Wednesday, March 16, 2011

Theology of the Body, Adam, Eve, and Curiosity


Instead of reading overviews and relying on others' explanations of Pope John Paul II's Theology of the Body, the other day I decided to start reading the actual text of John Paul II's Theology of the Body (TOB).  My husband and I started discussing Adam and Eve, the Garden of Eden, and their being tempted by the serpent.  

From TOB: 

But could manwho in his original consciousness, knew exclusively the experience of existing and therefore of lifehave understood the meaning of the words, "You shall die"? Would he have been able to arrive at understanding the meaning of these words through the complex structure of life, given to him when "the Lord God...breathed into his nostrils the breath of life"? It must be admitted that the word "die," a completely new one, appeared on the horizon of man's consciousness without his having ever experienced its reality. At the same time this word appeared before him as a radical antithesis of all that man had been endowed with.

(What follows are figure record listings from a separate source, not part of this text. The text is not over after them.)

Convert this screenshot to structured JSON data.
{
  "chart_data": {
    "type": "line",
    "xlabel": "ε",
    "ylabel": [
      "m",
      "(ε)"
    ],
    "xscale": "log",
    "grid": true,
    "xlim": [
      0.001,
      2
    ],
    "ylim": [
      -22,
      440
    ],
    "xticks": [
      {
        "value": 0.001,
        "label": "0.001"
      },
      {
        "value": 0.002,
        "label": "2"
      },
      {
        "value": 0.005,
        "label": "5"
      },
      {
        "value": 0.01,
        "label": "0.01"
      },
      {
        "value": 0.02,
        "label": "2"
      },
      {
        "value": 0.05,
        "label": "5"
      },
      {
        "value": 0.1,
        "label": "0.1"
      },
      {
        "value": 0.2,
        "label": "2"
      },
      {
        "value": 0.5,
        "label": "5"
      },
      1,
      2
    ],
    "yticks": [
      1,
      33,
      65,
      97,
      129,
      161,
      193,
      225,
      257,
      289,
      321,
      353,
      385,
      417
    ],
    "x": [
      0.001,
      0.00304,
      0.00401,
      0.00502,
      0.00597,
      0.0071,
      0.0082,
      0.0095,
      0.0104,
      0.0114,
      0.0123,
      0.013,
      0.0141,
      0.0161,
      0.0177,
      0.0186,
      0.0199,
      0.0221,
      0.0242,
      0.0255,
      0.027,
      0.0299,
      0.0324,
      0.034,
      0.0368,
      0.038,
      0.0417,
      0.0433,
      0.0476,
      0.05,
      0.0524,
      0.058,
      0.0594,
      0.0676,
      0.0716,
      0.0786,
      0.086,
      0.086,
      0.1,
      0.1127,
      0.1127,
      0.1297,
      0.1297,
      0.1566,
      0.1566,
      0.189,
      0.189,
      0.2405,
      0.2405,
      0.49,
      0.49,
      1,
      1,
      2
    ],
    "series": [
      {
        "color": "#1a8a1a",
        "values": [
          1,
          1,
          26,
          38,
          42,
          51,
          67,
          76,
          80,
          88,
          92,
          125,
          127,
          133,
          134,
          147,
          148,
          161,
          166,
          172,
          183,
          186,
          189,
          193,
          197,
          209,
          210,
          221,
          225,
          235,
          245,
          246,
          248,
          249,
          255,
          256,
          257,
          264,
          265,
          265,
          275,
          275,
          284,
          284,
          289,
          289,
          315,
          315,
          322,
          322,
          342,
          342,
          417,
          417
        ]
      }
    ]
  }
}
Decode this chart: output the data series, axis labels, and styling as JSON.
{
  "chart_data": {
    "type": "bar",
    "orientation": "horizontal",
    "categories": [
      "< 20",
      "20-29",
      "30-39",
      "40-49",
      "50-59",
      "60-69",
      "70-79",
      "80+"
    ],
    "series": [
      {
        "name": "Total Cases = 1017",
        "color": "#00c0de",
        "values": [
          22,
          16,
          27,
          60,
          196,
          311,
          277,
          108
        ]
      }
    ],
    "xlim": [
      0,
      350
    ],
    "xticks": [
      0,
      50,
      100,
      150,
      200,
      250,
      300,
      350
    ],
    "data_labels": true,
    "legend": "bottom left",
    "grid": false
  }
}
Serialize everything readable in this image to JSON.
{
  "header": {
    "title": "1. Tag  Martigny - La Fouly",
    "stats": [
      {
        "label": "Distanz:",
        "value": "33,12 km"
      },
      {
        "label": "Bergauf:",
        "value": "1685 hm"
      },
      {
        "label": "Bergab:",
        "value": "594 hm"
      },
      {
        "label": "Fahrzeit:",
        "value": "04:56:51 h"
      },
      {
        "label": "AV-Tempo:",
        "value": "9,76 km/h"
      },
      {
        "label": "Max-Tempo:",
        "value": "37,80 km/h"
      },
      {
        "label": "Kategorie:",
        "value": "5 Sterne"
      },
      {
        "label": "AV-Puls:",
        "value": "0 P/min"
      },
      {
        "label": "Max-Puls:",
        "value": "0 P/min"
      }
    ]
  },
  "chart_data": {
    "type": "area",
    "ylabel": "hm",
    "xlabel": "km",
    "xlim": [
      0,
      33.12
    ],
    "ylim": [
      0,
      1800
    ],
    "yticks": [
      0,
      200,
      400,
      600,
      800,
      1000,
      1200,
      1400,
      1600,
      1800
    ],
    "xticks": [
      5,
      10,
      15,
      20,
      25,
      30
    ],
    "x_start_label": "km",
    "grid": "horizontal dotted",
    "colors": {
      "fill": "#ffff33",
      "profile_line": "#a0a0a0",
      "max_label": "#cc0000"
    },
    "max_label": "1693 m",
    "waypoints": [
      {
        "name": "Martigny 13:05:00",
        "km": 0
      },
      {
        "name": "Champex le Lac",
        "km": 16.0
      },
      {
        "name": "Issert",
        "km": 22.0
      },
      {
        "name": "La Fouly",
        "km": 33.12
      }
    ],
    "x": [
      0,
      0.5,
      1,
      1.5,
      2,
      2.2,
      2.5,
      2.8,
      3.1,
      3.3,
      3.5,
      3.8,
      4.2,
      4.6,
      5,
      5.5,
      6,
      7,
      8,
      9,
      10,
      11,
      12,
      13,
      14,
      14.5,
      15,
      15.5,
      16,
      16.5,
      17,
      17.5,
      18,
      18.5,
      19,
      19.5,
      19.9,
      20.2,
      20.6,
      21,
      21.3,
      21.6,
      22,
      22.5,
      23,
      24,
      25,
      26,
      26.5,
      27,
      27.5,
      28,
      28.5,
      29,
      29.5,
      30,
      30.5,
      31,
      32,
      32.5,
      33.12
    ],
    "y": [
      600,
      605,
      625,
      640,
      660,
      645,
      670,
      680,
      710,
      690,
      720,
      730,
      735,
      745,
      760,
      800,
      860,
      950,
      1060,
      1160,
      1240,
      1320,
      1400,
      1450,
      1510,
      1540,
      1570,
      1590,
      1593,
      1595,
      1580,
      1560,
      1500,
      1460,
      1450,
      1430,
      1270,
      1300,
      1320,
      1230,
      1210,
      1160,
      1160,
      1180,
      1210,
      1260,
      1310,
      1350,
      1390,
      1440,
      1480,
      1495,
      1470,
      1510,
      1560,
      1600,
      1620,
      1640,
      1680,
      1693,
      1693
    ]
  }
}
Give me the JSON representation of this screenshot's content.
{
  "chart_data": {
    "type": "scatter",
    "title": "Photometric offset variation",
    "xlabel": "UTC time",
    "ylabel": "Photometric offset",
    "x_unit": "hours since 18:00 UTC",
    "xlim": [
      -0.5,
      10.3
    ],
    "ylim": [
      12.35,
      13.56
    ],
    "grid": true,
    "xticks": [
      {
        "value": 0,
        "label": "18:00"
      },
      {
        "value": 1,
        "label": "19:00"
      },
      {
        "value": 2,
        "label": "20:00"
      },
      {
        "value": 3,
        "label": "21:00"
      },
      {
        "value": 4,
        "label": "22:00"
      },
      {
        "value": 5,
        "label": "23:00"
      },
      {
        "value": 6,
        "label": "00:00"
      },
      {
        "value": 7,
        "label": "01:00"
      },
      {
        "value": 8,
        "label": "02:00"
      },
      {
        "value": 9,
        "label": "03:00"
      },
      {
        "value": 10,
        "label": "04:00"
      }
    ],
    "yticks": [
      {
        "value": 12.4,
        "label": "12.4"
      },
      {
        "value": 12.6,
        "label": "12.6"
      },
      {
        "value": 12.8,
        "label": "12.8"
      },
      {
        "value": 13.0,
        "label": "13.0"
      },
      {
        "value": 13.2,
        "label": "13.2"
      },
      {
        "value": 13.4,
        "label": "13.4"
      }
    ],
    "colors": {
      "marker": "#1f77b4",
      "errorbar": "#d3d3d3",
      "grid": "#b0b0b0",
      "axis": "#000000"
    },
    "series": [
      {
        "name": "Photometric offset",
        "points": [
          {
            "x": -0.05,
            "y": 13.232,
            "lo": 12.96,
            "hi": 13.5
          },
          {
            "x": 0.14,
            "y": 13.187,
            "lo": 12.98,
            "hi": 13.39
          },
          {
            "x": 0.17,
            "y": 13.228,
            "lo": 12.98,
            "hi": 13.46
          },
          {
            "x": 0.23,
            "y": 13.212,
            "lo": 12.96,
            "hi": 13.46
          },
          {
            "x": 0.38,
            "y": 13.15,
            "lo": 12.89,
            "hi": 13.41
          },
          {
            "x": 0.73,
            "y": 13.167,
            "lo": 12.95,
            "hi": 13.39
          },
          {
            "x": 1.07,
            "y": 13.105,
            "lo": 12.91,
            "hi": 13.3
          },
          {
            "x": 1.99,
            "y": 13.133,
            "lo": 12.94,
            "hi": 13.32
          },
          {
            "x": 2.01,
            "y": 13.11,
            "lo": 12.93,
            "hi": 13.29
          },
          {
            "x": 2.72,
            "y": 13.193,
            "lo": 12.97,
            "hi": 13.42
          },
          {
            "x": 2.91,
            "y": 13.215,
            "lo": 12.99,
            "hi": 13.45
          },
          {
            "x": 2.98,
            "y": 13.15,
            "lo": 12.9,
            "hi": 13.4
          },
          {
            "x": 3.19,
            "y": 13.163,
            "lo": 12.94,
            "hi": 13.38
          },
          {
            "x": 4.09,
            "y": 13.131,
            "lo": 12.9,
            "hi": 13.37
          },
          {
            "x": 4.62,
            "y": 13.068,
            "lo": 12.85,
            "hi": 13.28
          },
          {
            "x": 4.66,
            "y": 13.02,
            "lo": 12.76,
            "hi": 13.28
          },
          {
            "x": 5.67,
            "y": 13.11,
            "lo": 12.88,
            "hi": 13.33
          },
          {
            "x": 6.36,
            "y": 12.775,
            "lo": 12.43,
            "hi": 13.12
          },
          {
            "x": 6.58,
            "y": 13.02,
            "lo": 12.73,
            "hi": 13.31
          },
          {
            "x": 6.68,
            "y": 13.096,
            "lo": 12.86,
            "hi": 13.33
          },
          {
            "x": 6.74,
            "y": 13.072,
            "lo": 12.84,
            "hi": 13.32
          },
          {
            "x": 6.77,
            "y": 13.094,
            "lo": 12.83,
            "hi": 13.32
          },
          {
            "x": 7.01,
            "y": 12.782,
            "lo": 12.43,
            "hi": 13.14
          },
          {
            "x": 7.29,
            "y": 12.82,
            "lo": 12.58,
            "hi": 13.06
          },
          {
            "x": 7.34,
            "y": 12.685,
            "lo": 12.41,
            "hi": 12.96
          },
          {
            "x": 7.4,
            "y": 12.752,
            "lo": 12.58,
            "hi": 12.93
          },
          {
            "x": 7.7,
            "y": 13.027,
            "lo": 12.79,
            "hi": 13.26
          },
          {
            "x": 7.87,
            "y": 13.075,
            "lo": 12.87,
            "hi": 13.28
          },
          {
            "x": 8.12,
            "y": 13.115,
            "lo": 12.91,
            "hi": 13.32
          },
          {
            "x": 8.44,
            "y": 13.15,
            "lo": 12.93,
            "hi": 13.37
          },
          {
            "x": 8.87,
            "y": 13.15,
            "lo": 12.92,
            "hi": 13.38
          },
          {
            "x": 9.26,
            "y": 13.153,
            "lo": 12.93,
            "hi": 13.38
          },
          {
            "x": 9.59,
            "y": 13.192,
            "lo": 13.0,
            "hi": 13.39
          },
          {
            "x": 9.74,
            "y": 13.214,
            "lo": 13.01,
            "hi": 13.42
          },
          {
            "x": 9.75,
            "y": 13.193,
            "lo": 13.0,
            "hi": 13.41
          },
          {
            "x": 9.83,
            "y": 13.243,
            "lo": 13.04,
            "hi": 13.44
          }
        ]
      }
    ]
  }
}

For the first time, man heard the words "You shall die," without having any familiarity with them in his experience up to then. On the other hand, he could not but associate the meaning of death with that dimension of life which he had enjoyed up to then. The words of God-Yahweh addressed to man confirmed a dependence in existing, such as to make man a limited being and, by his very nature, liable to nonexistence.

These words raised the problem of death in a conditional way: "In the day that you eat of it you shall die." Man, who had heard these words, had to find their truth in the interior structure of his own solitude. In short, it depended on him, on his decision and free choice, if, with solitude, he was to enter also the circle of the antithesis revealed to him by the Creator, together with the tree of the knowledge of good and evil and thereby to make his own the experience of dying and death.

While discussing this passage I contended that curiosity and the fact that Adam and Eve did not have knowledge of dying is partly what led to their giving into temptation and eating from the tree of knowledge.  Who of us isn't curious when you are told that something, such as a particular item, is off limits? Or that you are not allowed in a particular room?  Doesn't the fact that you are not allowed in that one particular room make you more curious?  When as a young boy or girl and your parents told you something was off limits didn't that make you want to find out what that item was even more than before?  Do you think that Adam and Eve might have been similarly curious?  Or could it have been in God's plan from the beginning that in order for man to fully understand the good they had to have knowledge and experience evil also?  Since God is both omnipotent and omniscient did God know that Adam and Eve were going to be tempted by the serpent?  Did God know that Adam and Eve were going to give into temptation?  

2 comments:

Toyin O. said...

That is a very interesting question, God is all knowing, so I won't be suprised:)

Teresa said...

@Toyin O.

Thank you for your comment. God Bless!